Now that the madness of the last month has died down (the AQUOS 1080p D82 Challenge is alive and rockin’ in the green world!), I’ve been able to reflect on my trip to Cancun (yes, I offset my footprint!) and how the simple experience of a week’s vacation morphed into my complete loyalty to Club Med, and how paying attention to your customer’s needs (expressed or not) makes the biggest difference in how someone views your brand… and starts to spread word of mouth.

I’d been to Club Med Cancun two years previously when it was an adults only resort, and after the devastation of hurricane Wilma they recently re-opened as family friendly in November of 2006. Now, I’m not one to enjoy crowded swimming pools with screaming kids and waits for beach chairs or drinks, so I was a bit apprehensive when Kevin and I got on the plane. I really shouldn’t have worried. Kev and I really couldn’t believe our eyes. It felt like there were maybe 50 people at any one place at one time. The kids were off with the G.O.’s doing their own thing and when they walked through the resort they were happy, and oddly well behaved. The parents who we spoke with all said how wonderful it was for them to be on vacation, be able to relax, and not have to worry about their kids. A vacation away from the kids, with the kids. Perfect.

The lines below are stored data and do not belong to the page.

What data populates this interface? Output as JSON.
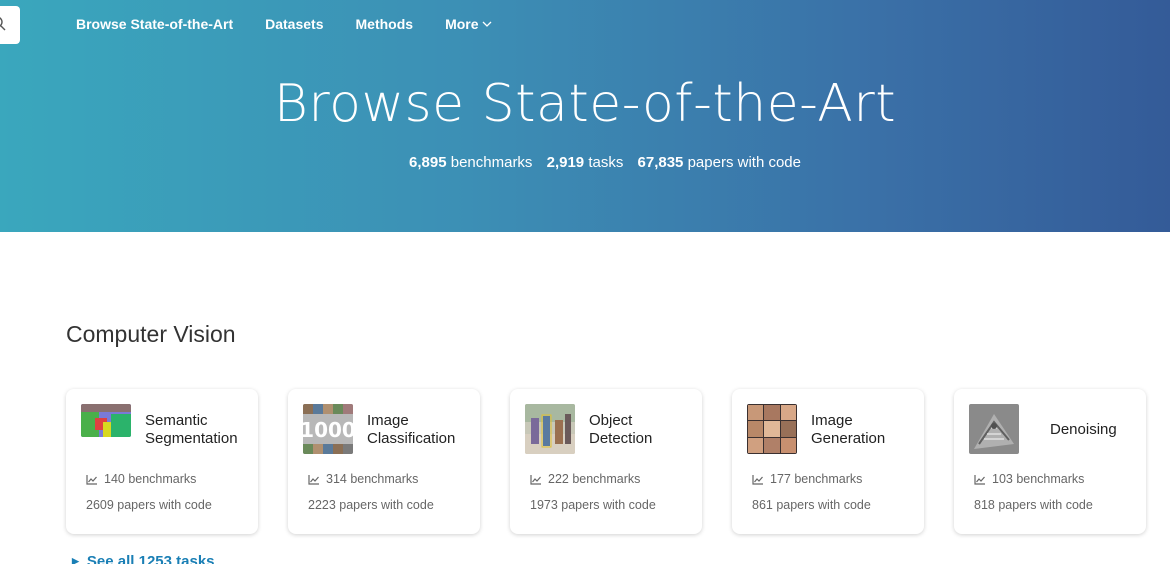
{
  "nav": {
    "items": [
      "Browse State-of-the-Art",
      "Datasets",
      "Methods",
      "More"
    ]
  },
  "hero": {
    "title": "Browse State-of-the-Art",
    "stats": [
      {
        "num": "6,895",
        "label": "benchmarks"
      },
      {
        "num": "2,919",
        "label": "tasks"
      },
      {
        "num": "67,835",
        "label": "papers with code"
      }
    ]
  },
  "section": {
    "title": "Computer Vision",
    "see_all": "See all 1253 tasks"
  },
  "cards": [
    {
      "title": "Semantic Segmentation",
      "benchmarks": "140 benchmarks",
      "papers": "2609 papers with code"
    },
    {
      "title": "Image Classification",
      "benchmarks": "314 benchmarks",
      "papers": "2223 papers with code"
    },
    {
      "title": "Object Detection",
      "benchmarks": "222 benchmarks",
      "papers": "1973 papers with code"
    },
    {
      "title": "Image Generation",
      "benchmarks": "177 benchmarks",
      "papers": "861 papers with code"
    },
    {
      "title": "Denoising",
      "benchmarks": "103 benchmarks",
      "papers": "818 papers with code"
    }
  ],
  "colors": {
    "hero_start": "#3aa7bd",
    "hero_end": "#345b98",
    "link": "#1a7fb5"
  }
}
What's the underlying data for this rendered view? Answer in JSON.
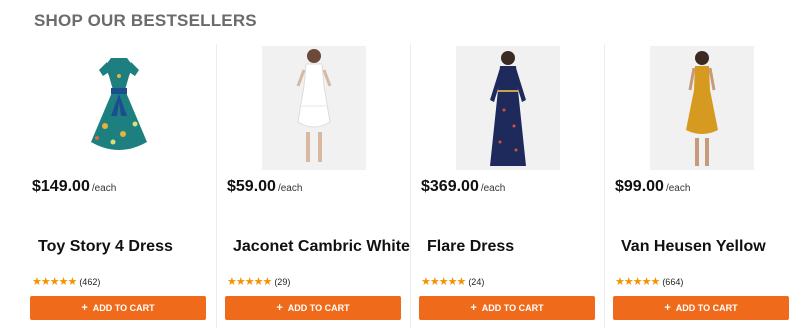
{
  "section": {
    "title": "SHOP OUR BESTSELLERS"
  },
  "theme": {
    "accent": "#ef6a1a",
    "star": "#f39200"
  },
  "products": [
    {
      "name": "Toy Story 4 Dress",
      "price": "$149.00",
      "unit": "/each",
      "stars": "★★★★★",
      "rating_count": "(462)",
      "cart_label": "ADD TO CART",
      "cart_icon": "plus-icon",
      "image_alt": "teal floral dress"
    },
    {
      "name": "Jaconet Cambric White",
      "price": "$59.00",
      "unit": "/each",
      "stars": "★★★★★",
      "rating_count": "(29)",
      "cart_label": "ADD TO CART",
      "cart_icon": "plus-icon",
      "image_alt": "white lace dress"
    },
    {
      "name": "Flare Dress",
      "price": "$369.00",
      "unit": "/each",
      "stars": "★★★★★",
      "rating_count": "(24)",
      "cart_label": "ADD TO CART",
      "cart_icon": "plus-icon",
      "image_alt": "navy printed maxi dress"
    },
    {
      "name": "Van Heusen Yellow",
      "price": "$99.00",
      "unit": "/each",
      "stars": "★★★★★",
      "rating_count": "(664)",
      "cart_label": "ADD TO CART",
      "cart_icon": "plus-icon",
      "image_alt": "mustard yellow dress"
    }
  ]
}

The beauty of a Club Med is that it allows you to choose your own experience and they do whatever it takes to facilitate it. If you want to go all out and do sports all day – the G.O. team is there. If you want to hang out on the beach with a cerveza and zen out to the ocean (Tamera), they leave you alone except to facilitate the cerveza’s. The Chef de Village, Eyal, was exemplary and ensured that the live music each night, circus acts and every thing and every one was running smoothly. It was especially nice for him to welcome and then see off the bus of rowdy Torontonians… it really is the little things that make an experience exceptional.

And what can anyone say about the local staff – the bartenders, cooks, housekeeping, gardening and security – but warm, amazing, diligent. Everyone at Club Med wanted to be there (well, as much as one would want to be at work when it’s 32 C out…) and it emanated down to the guests.

The excursions arranged through the Club are also top notch. Our trip to Coba and Tulum was led by a certified archeological tour leader who’d been in Quinta Roo for 12 years, and was punctuated by lunch at the Club Med archeological villa at Coba with the chance for a light swim. Perfect day.

The same experience with the private catamaran snorkeling trip to Isla Muejheres. The crew was superb and a ton of fun, the sun was shining and Mexico was beautiful. It emanates through every person Club Med engages.

The moral of the story – Kevin and I cannot imagine another vacation elsewhere unless we’re doing our own local adventures. We’re fans and that matters. It may cost a bit more to go to a Club Med, but, this experience is worth the cost.

The product experience lives up to the branding, and the company and employees care… and that is unfortunately exceedingly rare these days.

Air Transat on the other hand, well, I won’t ruin this post with that tale.